The oral arguments come in a case regarding the use of facts available against a Tawainese steel nails exporter, Unicatch Industrial, that failed to submit a complete cost reconciliation in the way the Commerce Department required. All of the requested information, however, was already on the record, the exporter says.
CAFC asked Bae why Commerce hadn’t mentioned Unicatch’s missing cost reconciliation in its third supplemental request for information from the exporter -- the error that resulted in it catching AFA.
She said that she couldn’t speculate why Commerce hadn’t mentioned its dissatisfaction with Unicatch’s data in its third questionnaire, but that Unicatch had already had three chances to respond to the department's questions completely and, by law, “Commerce wasn’t required to give them a fourth bite at the apple.”
“Commerce, using the roadmap Unicatch gave it, tried to finish this reconciliation, tried to fill the gap in the record, went above and beyond and still couldn’t do it,” she said.

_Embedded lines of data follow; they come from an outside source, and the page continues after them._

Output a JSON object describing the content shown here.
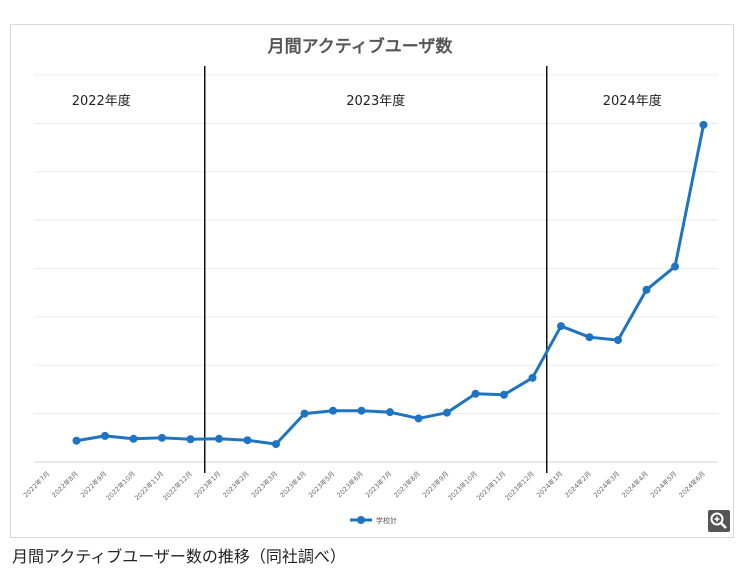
{
  "chart_data": {
    "type": "line",
    "title": "月間アクティブユーザ数",
    "categories": [
      "2022年7月",
      "2022年8月",
      "2022年9月",
      "2022年10月",
      "2022年11月",
      "2022年12月",
      "2023年1月",
      "2023年2月",
      "2023年3月",
      "2023年4月",
      "2023年5月",
      "2023年6月",
      "2023年7月",
      "2023年8月",
      "2023年9月",
      "2023年10月",
      "2023年11月",
      "2023年12月",
      "2024年1月",
      "2024年2月",
      "2024年3月",
      "2024年4月",
      "2024年5月",
      "2024年6月"
    ],
    "series": [
      {
        "name": "学校計",
        "color": "#1f74c2",
        "values": [
          null,
          4.4,
          5.4,
          4.8,
          5.0,
          4.7,
          4.8,
          4.5,
          3.7,
          10.0,
          10.6,
          10.6,
          10.3,
          9.0,
          10.2,
          14.1,
          13.9,
          17.4,
          28.1,
          25.8,
          25.2,
          35.6,
          40.4,
          69.7
        ]
      }
    ],
    "ylim": [
      0,
      80
    ],
    "y_tick_labels_shown": false,
    "grid": true,
    "legend": "bottom-center",
    "periods": [
      {
        "label": "2022年度"
      },
      {
        "label": "2023年度"
      },
      {
        "label": "2024年度"
      }
    ]
  },
  "caption": "月間アクティブユーザー数の推移（同社調べ）",
  "icons": {
    "zoom": "zoom-in-icon"
  }
}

CAFC turned to Adam Gordon, attorney for petitioner Mid Continent Steel and Wire, again raising the issue of the third questionnaire.
The court asked, “Perhaps they thought that they had cleaned up their act because the third supplemental request didn’t request further information about reconciliation?”
It also said that the error hadn’t been intentional, and that that was a relevant consideration when assigning AFA.
CAFC also asked Ned Marshak, the attorney representing plaintiff-appellants Unicatch Industrial, TC International, Hor Liang Industrial and Romp Coil Nails Industries, what he made of the fact that Commerce hadn’t mentioned any concern about Unicatch’s cost reconciliation in its third questionnaire.
The department’s first supplemental request didn’t mention it, he said. Its second, he said, “mentioned it in a cryptic manner,” and its third again didn’t bring it up. Saying he was speculating before the court, Marshak argued that “somebody, someplace had a change of heart” that resulted in Unicatch’s AD margin jumping from 34.2% to an AFA-based 78.17% between Commerce’s preliminary and final results.
“I don’t know who,” he said. “But you shouldn’t do that. You don’t give somebody the death penalty after you originally say it’s OK … . It wasn’t complete originally, but somebody in Commerce, the people who are looking at the data, saw that it was enough.”